May 2, 2015
From the NYT:
Black Culture Is Not the Problem By N. D. B. CONNOLLY MAY 1, 2015
Baltimore’s troubles stem from the continued profitability of racism.
You know, much of the appeal of Progressive Conformism is that it allows you to demonstrate how clever you are by asserting theses that are comically untrue.
Here’s an NYT op-ed that reads like a Steve Sailer parody:
BALTIMORE — IN the wake of the Michael Brown shooting and subsequent unrest in Ferguson, Mo., commentators noted the absence of black representatives among Ferguson’s elected officials and its police leadership. A Department of Justice report highlighted how Ferguson’s mostly white City Council and its courts spurred on explicitly racist policing, in part to harvest fines from black residents.
Then came Baltimore. The death of Freddie Gray, like those of Eric Garner, John Crawford III, Rekia Boyd and so many other unarmed African-Americans, at first seemed to fit the all-too-familiar template — white cops, black suspect, black corpse.
I have a question: I haven’t been following this closely but why the assumption that all six cops (in a police force that’s 43% black) were white?
But unlike New York, Chicago and other cities with white leaders, Baltimore has a black mayor, a black police commissioner and a majority-black City Council. Yet the city still has one of the most stained records of police brutality in recent years.
In the absence of a perceptible “white power structure,” the discussion around Baltimore has quickly turned to one about the failings of black culture. This confuses even those who sympathize with black hardship. When people took to the streets and destroyed property, most observers did not see an understandable social response to apparent state inaction. They saw, in the words of Baltimore’s mayor, Stephanie Rawlings-Blake, “thugs,” or in the words of President Obama, “criminals and thugs.”
To be fair, the mayor later expressed regret, and both she and the president have tried to show empathy for the dispossessed. But they are also fighting myths about degenerate black culture. Condemning “criminals” and “thugs” seems to get them away from beliefs about broad black inferiority.
Yet when black people of influence make these arguments, it prevents us from questioning Baltimore the way we questioned Ferguson.

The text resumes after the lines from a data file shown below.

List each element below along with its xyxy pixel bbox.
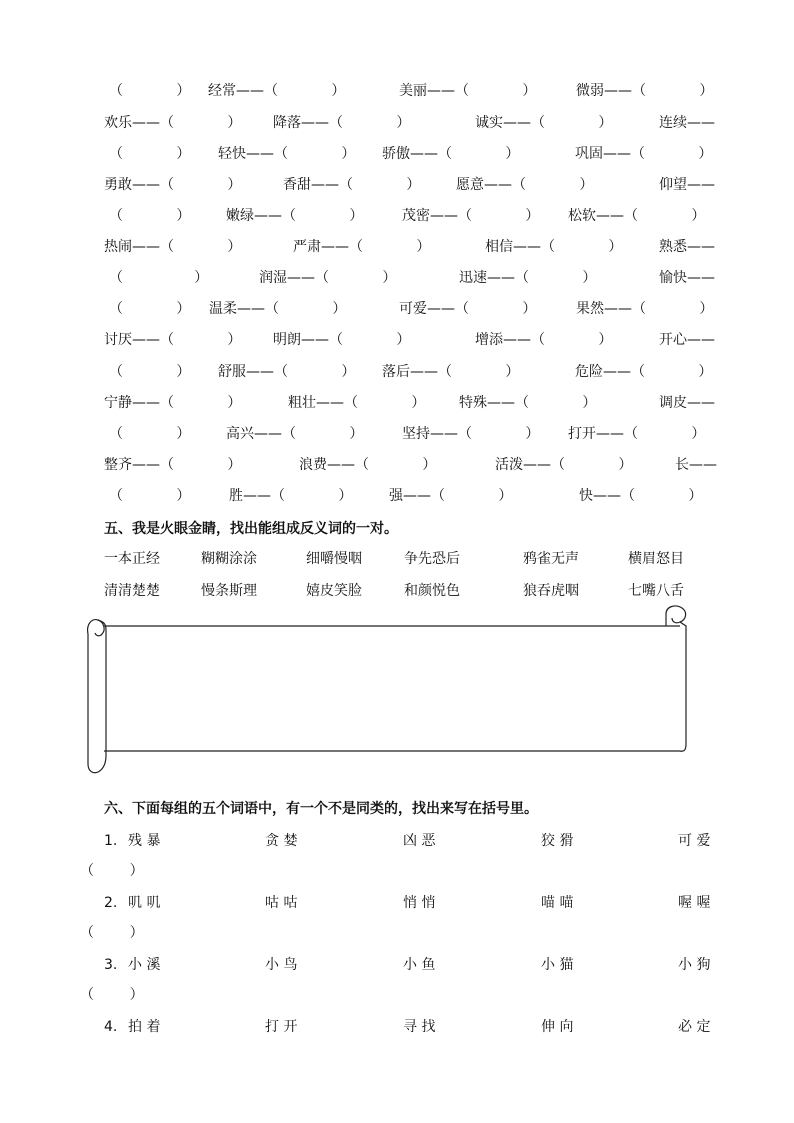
- antonym-item[interactable]: 特殊——（ ）: [459, 395, 597, 411]
- antonym-item[interactable]: 巩固——（ ）: [575, 146, 713, 162]
- group-word: 喵 喵: [541, 895, 574, 911]
- group-word: 狡 猾: [541, 833, 574, 849]
- antonym-item[interactable]: 熟悉——: [659, 239, 715, 255]
- group-number: 2.: [104, 895, 118, 911]
- antonym-item[interactable]: 欢乐——（ ）: [104, 115, 242, 131]
- group-word: 叽 叽: [128, 895, 161, 911]
- idiom-item: 狼吞虎咽: [523, 583, 579, 599]
- group-word: 小 鸟: [265, 957, 298, 973]
- antonym-item[interactable]: 轻快——（ ）: [218, 146, 356, 162]
- antonym-item[interactable]: 骄傲——（ ）: [382, 146, 520, 162]
- answer-blank[interactable]: （ ）: [80, 863, 144, 879]
- group-word: 小 鱼: [403, 957, 436, 973]
- antonym-item[interactable]: （ ）: [109, 208, 191, 224]
- antonym-item[interactable]: 润湿——（ ）: [259, 270, 397, 286]
- antonym-item[interactable]: （ ）: [109, 146, 191, 162]
- idiom-item: 七嘴八舌: [628, 583, 684, 599]
- group-number: 3.: [104, 957, 118, 973]
- group-word: 拍 着: [128, 1019, 161, 1035]
- section-6-title: 六、下面每组的五个词语中，有一个不是同类的，找出来写在括号里。: [104, 801, 538, 817]
- group-word: 喔 喔: [678, 895, 711, 911]
- antonym-item[interactable]: 嫩绿——（ ）: [226, 208, 364, 224]
- group-word: 寻 找: [403, 1019, 436, 1035]
- idiom-item: 鸦雀无声: [523, 551, 579, 567]
- idiom-item: 细嚼慢咽: [306, 551, 362, 567]
- group-word: 小 猫: [541, 957, 574, 973]
- idiom-item: 慢条斯理: [201, 583, 257, 599]
- group-word: 小 溪: [128, 957, 161, 973]
- antonym-item[interactable]: （ ）: [109, 364, 191, 380]
- antonym-item[interactable]: 坚持——（ ）: [402, 426, 540, 442]
- idiom-item: 嬉皮笑脸: [306, 583, 362, 599]
- antonym-item[interactable]: 松软——（ ）: [568, 208, 706, 224]
- group-word: 必 定: [678, 1019, 711, 1035]
- antonym-item[interactable]: 整齐——（ ）: [104, 457, 242, 473]
- antonym-item[interactable]: 打开——（ ）: [568, 426, 706, 442]
- antonym-item[interactable]: 连续——: [659, 115, 715, 131]
- antonym-item[interactable]: （ ）: [109, 301, 191, 317]
- antonym-item[interactable]: 香甜——（ ）: [283, 177, 421, 193]
- antonym-item[interactable]: 愉快——: [659, 270, 715, 286]
- group-word: 小 狗: [678, 957, 711, 973]
- antonym-item[interactable]: 强——（ ）: [389, 488, 513, 504]
- antonym-item[interactable]: 温柔——（ ）: [209, 301, 347, 317]
- group-word: 残 暴: [128, 833, 161, 849]
- antonym-item[interactable]: 诚实——（ ）: [475, 115, 613, 131]
- idiom-item: 争先恐后: [404, 551, 460, 567]
- answer-blank[interactable]: （ ）: [80, 925, 144, 941]
- antonym-item[interactable]: 长——: [675, 457, 717, 473]
- group-number: 1.: [104, 833, 118, 849]
- idiom-item: 糊糊涂涂: [201, 551, 257, 567]
- antonym-item[interactable]: 高兴——（ ）: [226, 426, 364, 442]
- answer-blank[interactable]: （ ）: [80, 987, 144, 1003]
- group-number: 4.: [104, 1019, 118, 1035]
- antonym-item[interactable]: 宁静——（ ）: [104, 395, 242, 411]
- antonym-item[interactable]: 勇敢——（ ）: [104, 177, 242, 193]
- group-word: 咕 咕: [265, 895, 298, 911]
- group-word: 贪 婪: [265, 833, 298, 849]
- antonym-item[interactable]: 降落——（ ）: [273, 115, 411, 131]
- group-word: 悄 悄: [403, 895, 436, 911]
- group-word: 凶 恶: [403, 833, 436, 849]
- idiom-item: 和颜悦色: [404, 583, 460, 599]
- antonym-item[interactable]: 粗壮——（ ）: [288, 395, 426, 411]
- antonym-item[interactable]: 危险——（ ）: [575, 364, 713, 380]
- antonym-item[interactable]: 舒服——（ ）: [218, 364, 356, 380]
- antonym-item[interactable]: 严肃——（ ）: [293, 239, 431, 255]
- antonym-item[interactable]: 胜——（ ）: [229, 488, 353, 504]
- antonym-item[interactable]: 开心——: [659, 332, 715, 348]
- idiom-item: 横眉怒目: [628, 551, 684, 567]
- idiom-item: 一本正经: [104, 551, 160, 567]
- idiom-item: 清清楚楚: [104, 583, 160, 599]
- antonym-item[interactable]: 快——（ ）: [579, 488, 703, 504]
- antonym-item[interactable]: 果然——（ ）: [576, 301, 714, 317]
- antonym-item[interactable]: （ ）: [109, 83, 191, 99]
- antonym-item[interactable]: 热闹——（ ）: [104, 239, 242, 255]
- antonym-item[interactable]: 美丽——（ ）: [399, 83, 537, 99]
- antonym-item[interactable]: 浪费——（ ）: [299, 457, 437, 473]
- antonym-item[interactable]: 明朗——（ ）: [273, 332, 411, 348]
- antonym-item[interactable]: 愿意——（ ）: [456, 177, 594, 193]
- antonym-item[interactable]: 增添——（ ）: [475, 332, 613, 348]
- antonym-item[interactable]: （ ）: [109, 426, 191, 442]
- antonym-item[interactable]: 茂密——（ ）: [402, 208, 540, 224]
- antonym-item[interactable]: （ ）: [109, 488, 191, 504]
- antonym-item[interactable]: 微弱——（ ）: [576, 83, 714, 99]
- antonym-item[interactable]: 可爱——（ ）: [399, 301, 537, 317]
- antonym-item[interactable]: 调皮——: [659, 395, 715, 411]
- antonym-item[interactable]: 经常——（ ）: [208, 83, 346, 99]
- section-5-title: 五、我是火眼金睛，找出能组成反义词的一对。: [104, 521, 398, 537]
- antonym-item[interactable]: 相信——（ ）: [485, 239, 623, 255]
- group-word: 打 开: [265, 1019, 298, 1035]
- group-word: 可 爱: [678, 833, 711, 849]
- antonym-item[interactable]: 仰望——: [659, 177, 715, 193]
- antonym-item[interactable]: 活泼——（ ）: [495, 457, 633, 473]
- answer-scroll-box[interactable]: [84, 604, 694, 776]
- antonym-item[interactable]: 迅速——（ ）: [459, 270, 597, 286]
- antonym-item[interactable]: 落后——（ ）: [382, 364, 520, 380]
- antonym-item[interactable]: （ ）: [109, 270, 209, 286]
- antonym-item[interactable]: 讨厌——（ ）: [104, 332, 242, 348]
- group-word: 伸 向: [541, 1019, 574, 1035]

Instead, we lionize people like Toya Graham, the Baltimore mother who went upside the head of her rioting son. …
The problem is not black culture. It is policy and politics, the very things that bind together the history of Ferguson and Baltimore and, for that matter, the rest of America.
Specifically, the problem rests on the continued profitability of racism. Freddie Gray’s exposure to lead paint as a child, his suspected participation in the drug trade, and the relative confinement of black unrest to black communities during this week’s riot are all features of a city and a country that still segregate people along racial lines, to the financial enrichment of landlords, corner store merchants and other vendors selling second-rate goods.
Who didn’t get rich off Freddie Gray’s hard work and entrepreneurial genius? I, personally, get a dividend check in the mail every year from Freddie Gray Enterprises as part of my White Privilege. Freddie invented the iPhone, right?
The problem originates in a political culture that has long bound black bodies to questions of property. Yes, I’m referring to slavery. …
What we do not prosecute nearly well enough, however, is the daily assault on black people’s lives through the slow, willful destruction of real estate within black communities. …
Cities that are starved for income have found ways to raise revenues by way of fines and fees exacted from poor, underemployed African-Americans and migrants of color. …
In “The Wire,” Lester Freamon understood that following the money took our eyes off the street and up the chain of real political power.
N. D. B. Connolly is an assistant professor of history at Johns Hopkins University and the author of “A World More Concrete: Real Estate and the Remaking of Jim Crow South Florida.”
There’s some money being made off Section 8 vouchers by rich guys who own failed real estate ventures in places like exurban Joliet, IL who invite in big city blacks. For example, here’s a 2005 Joliet Herald News editorial:
And now that Ron Gidwitz has thrown his hat into the ring for the 2006 gubernatorial election, a new background could be added to that list: slum lord.
Gidwitz is the former president of cosmetics giant Helene Curtis and one-time head of the Illinois Board of Education. But in Joliet, he’s better known as part-owner of Evergreen Terrace, the crime-plagued apartment complex that’s been a festering sore on the city’s near West Side for nearly three decades.
Joliet has tried for years to render this dinosaur of 1970s low-income housing extinct through ordinances, permits and the courts, but to no avail. The city council even once offered Gidwitz and Evergreen’s anonymous owners a $2.5 million buy-out for the property. The owners’ group didn’t bother to respond.
And who can blame them? Under the U.S. Department of Housing and Urban Development’s Mark to Market program, the owners stand to squeeze more federal subsidies than ever out of this rotten apple.
The residents of Evergreen Terrace dug tunnels to escape police raids.
Finally in 2014, Joliet won its 9-year-long lawsuit against Gidwitz’s interests.
But big city mayors who are clever with money like Mayors Bloomberg and Emanuel sure act like it’s in their cities’ financial interest to drive blacks out to places like Joliet and Allentown.